BRUNEHAUT

Un climat exécrable au conseil de Brunehaut

L’ombre de l’affaire Hilali a plané dans ce qui fut plus un ring de boxe qu’un hémicycle destiné au débat démocratique.

Sans la moindre concertation entre eux, mais excédés par la teneur, le peu de hauteur et la redite des propos, les trois journalistes de la presse écrite ont quitté la séance du conseil communal, deux heures et demie après l’entame des hostilités!

Arrivée la dernière en la salle de la Maison de village de Laplaigne et prenant place entre ses collègues Benjamin Robette et Daniel Detournay, l’échevine Nadya Hilali a immédiatement focalisé l’attention de tous sur sa personne. Pour sa rentrée, puisqu’absente depuis plusieurs mois suite à de sérieux problèmes de santé comme elle l’a précisé en cours de séance, celle qui désormais n’a plus de fonctions scabinales a d’emblée été mise dans le bain.

En ouverture du conseil, le bourgmestre Pierre Wacquier déclare: «Les avocats du Collège et de la Commune ont répondu à la tutelle concernant les deux recours déposés par Mme Hilali et François Schietse. Cela concerne le résultat d’un vote, des propos qui n’ont pas été retranscrits comme ils le devaient, l’utilisation de fonds propres, non subsidiés, pour des classes scolaires, le cumul de fonctions de la directrice générale et du directeur financier de la commune qui sont secrétaire et trésorier de la Régie communale autonome (Brunehall) et l’opacité de la gestion. Je demande des Pouvoirs locaux un avis le plus rapide possible. Dès réception des mesures, j’en informerai les deux groupes politiques (USB et IC) qui prendront leurs positions. Tous ces griefs blessent le Collège. La population ne pâtit de rien. J’espère un épilogue rapide».

Une batterie d’avocats!

On a remis le couvert au terme compte 2020 de la RCA, la Régie communale autonome. «Je me pose des questions concernant le salaire de la secrétaire et du trésorier de la Régie, postes occupés par la directrice générale et le directeur financier de la commune pour un quart-temps chacun. Un DG et un DF ne peuvent pas cumuler plus que 1,25 fois leur temps de travail. Ils doivent obtenir l’accord du Conseil communal une fois tous les trois ans, ce qui n’est pas le cas. C’est l’un des griefs que Nadya et moi avons dénoncé. J’ai évalué ce montant à plus de 400€ net/mois, en plus de leurs salaires. N’est-ce pas choquant alors que des ouvriers communaux attendent depuis des années la revalorisation de leurs barèmes?», a questionné François Shietse (USB).

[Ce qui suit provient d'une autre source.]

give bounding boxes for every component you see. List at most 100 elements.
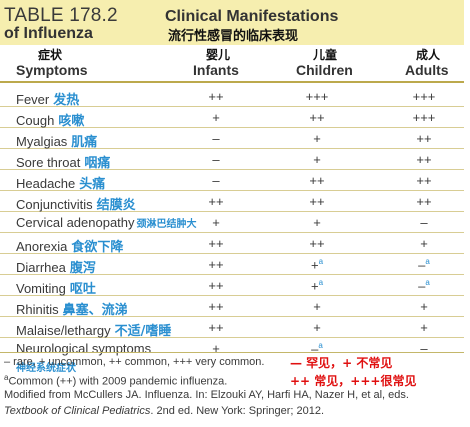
header-symptoms: Symptoms — [16, 62, 88, 78]
adults-value: +++ — [412, 89, 436, 104]
infants-value: ++ — [208, 320, 224, 335]
symptom-cn: 腹泻 — [69, 261, 96, 276]
symptom-cn: 咳嗽 — [58, 114, 85, 129]
children-value: –a — [311, 341, 323, 357]
children-value: + — [313, 215, 321, 230]
symptom-en: Myalgias — [16, 134, 68, 149]
symptom-cell: Diarrhea 腹泻 — [16, 257, 96, 276]
symptom-en: Sore throat — [16, 155, 81, 170]
header-symptoms-cn: 症状 — [38, 48, 63, 62]
table-row: Malaise/lethargy 不适/嗜睡 ++ + + — [0, 317, 464, 339]
adults-value: + — [420, 236, 428, 251]
symptom-en: Headache — [16, 176, 76, 191]
symptom-cell: Anorexia 食欲下降 — [16, 236, 123, 255]
children-value: +++ — [305, 89, 329, 104]
cn-legend-line2: ++ 常见，+++很常见 — [290, 374, 417, 388]
children-value: +a — [310, 278, 324, 294]
header-infants-cn: 婴儿 — [206, 48, 231, 62]
adults-value: + — [420, 320, 428, 335]
footnote-a: aCommon (++) with 2009 pandemic influenz… — [4, 373, 228, 388]
infants-value: – — [212, 152, 220, 167]
children-value: ++ — [309, 236, 325, 251]
header-rule — [0, 81, 464, 83]
footnote-legend: – rare, + uncommon, ++ common, +++ very … — [4, 356, 265, 368]
table-row: Myalgias 肌痛 – + ++ — [0, 128, 464, 150]
table-row: Rhinitis 鼻塞、流涕 ++ + + — [0, 296, 464, 318]
symptom-cell: Sore throat 咽痛 — [16, 152, 110, 171]
infants-value: + — [212, 215, 220, 230]
footnote-book: Textbook of Clinical Pediatrics. 2nd ed.… — [4, 405, 325, 417]
infants-value: – — [212, 131, 220, 146]
symptom-cn: 呕吐 — [69, 282, 96, 297]
table-row: Diarrhea 腹泻 ++ +a –a — [0, 254, 464, 276]
children-value: + — [313, 320, 321, 335]
adults-value: –a — [418, 278, 430, 294]
children-value: ++ — [309, 194, 325, 209]
infants-value: – — [212, 173, 220, 188]
table-row: Fever 发热 ++ +++ +++ — [0, 86, 464, 108]
table-body: Fever 发热 ++ +++ +++ Cough 咳嗽 + ++ +++ Myal… — [0, 86, 464, 376]
adults-value: ++ — [416, 131, 432, 146]
symptom-cell: Rhinitis 鼻塞、流涕 — [16, 299, 128, 318]
footer-rule — [0, 352, 464, 353]
table-title-band: TABLE 178.2 Clinical Manifestations of I… — [0, 0, 464, 45]
symptom-cn: 食欲下降 — [71, 240, 124, 255]
adults-value: + — [420, 299, 428, 314]
table-row: Anorexia 食欲下降 ++ ++ + — [0, 233, 464, 255]
symptom-en: Cough — [16, 113, 55, 128]
symptom-cn: 鼻塞、流涕 — [62, 303, 128, 318]
table-title-chinese: 流行性感冒的临床表现 — [168, 29, 299, 44]
symptom-cn: 结膜炎 — [96, 198, 136, 213]
table-row: Sore throat 咽痛 – + ++ — [0, 149, 464, 171]
header-adults: Adults — [405, 62, 449, 78]
symptom-cn: 颈淋巴结肿大 — [136, 219, 197, 230]
symptom-en: Anorexia — [16, 239, 68, 254]
adults-value: – — [420, 341, 428, 356]
symptom-en: Fever — [16, 92, 50, 107]
symptom-cn: 不适/嗜睡 — [114, 324, 172, 339]
symptom-cn: 神经系统症状 — [16, 363, 76, 374]
table-title-line2: of Influenza — [4, 25, 93, 42]
infants-value: ++ — [208, 89, 224, 104]
symptom-cn: 发热 — [53, 93, 80, 108]
header-adults-cn: 成人 — [416, 48, 441, 62]
footnote-marker: a — [425, 278, 430, 287]
footnote-marker: a — [425, 257, 430, 266]
adults-value: +++ — [412, 110, 436, 125]
children-value: +a — [310, 257, 324, 273]
symptom-cn: 头痛 — [79, 177, 106, 192]
children-value: + — [313, 152, 321, 167]
symptom-en: Cervical adenopathy — [16, 215, 135, 230]
symptom-en: Vomiting — [16, 281, 66, 296]
infants-value: + — [212, 341, 220, 356]
symptom-cell: Headache 头痛 — [16, 173, 105, 192]
table-title-line1: Clinical Manifestations — [165, 8, 339, 25]
table-number: TABLE 178.2 — [4, 5, 118, 26]
symptom-cell: Vomiting 呕吐 — [16, 278, 96, 297]
children-value: ++ — [309, 173, 325, 188]
infants-value: ++ — [208, 257, 224, 272]
children-value: + — [313, 131, 321, 146]
infants-value: ++ — [208, 194, 224, 209]
symptom-cell: Cough 咳嗽 — [16, 110, 84, 129]
footnote-marker: a — [318, 278, 324, 287]
symptom-cell: Malaise/lethargy 不适/嗜睡 — [16, 320, 171, 339]
table-row: Cervical adenopathy 颈淋巴结肿大 + + – — [0, 212, 464, 233]
table-row: Conjunctivitis 结膜炎 ++ ++ ++ — [0, 191, 464, 213]
header-children: Children — [296, 62, 353, 78]
infants-value: ++ — [208, 299, 224, 314]
footnote-marker: a — [318, 341, 323, 350]
symptom-en: Conjunctivitis — [16, 197, 93, 212]
infants-value: ++ — [208, 236, 224, 251]
symptom-cn: 肌痛 — [71, 135, 98, 150]
infants-value: ++ — [208, 278, 224, 293]
symptom-en: Diarrhea — [16, 260, 66, 275]
header-infants: Infants — [193, 62, 239, 78]
symptom-en: Malaise/lethargy — [16, 323, 111, 338]
header-children-cn: 儿童 — [313, 48, 338, 62]
children-value: + — [313, 299, 321, 314]
cn-legend-line1: — 罕见，+ 不常见 — [290, 356, 393, 370]
symptom-en: Rhinitis — [16, 302, 59, 317]
adults-value: – — [420, 215, 428, 230]
symptom-cell: Fever 发热 — [16, 89, 79, 108]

«Vous faites du populisme. Daniel Bernard (CEC) avait déjà posé la même question et la tutelle n’a fait aucune objection», a répondu le mayeur.

«Vous avez engagé un troisième bureau d’avocats! Que craignez-vous? Qui paiera?», a demandé Michel Urbain (IC). «On en a marre. On veut que la commune fonctionne. Cette situation importune tout le monde», est intervenue Muriel Delcroix (IC).

«Vous espériez que la majorité allait éclater. La population me soutient. Et à présent, tu viens de dire que nous importunons tout le monde»; lui a repris Nadya Hilali. S’en est suivie une sérieuse engueulade entre les deux élues.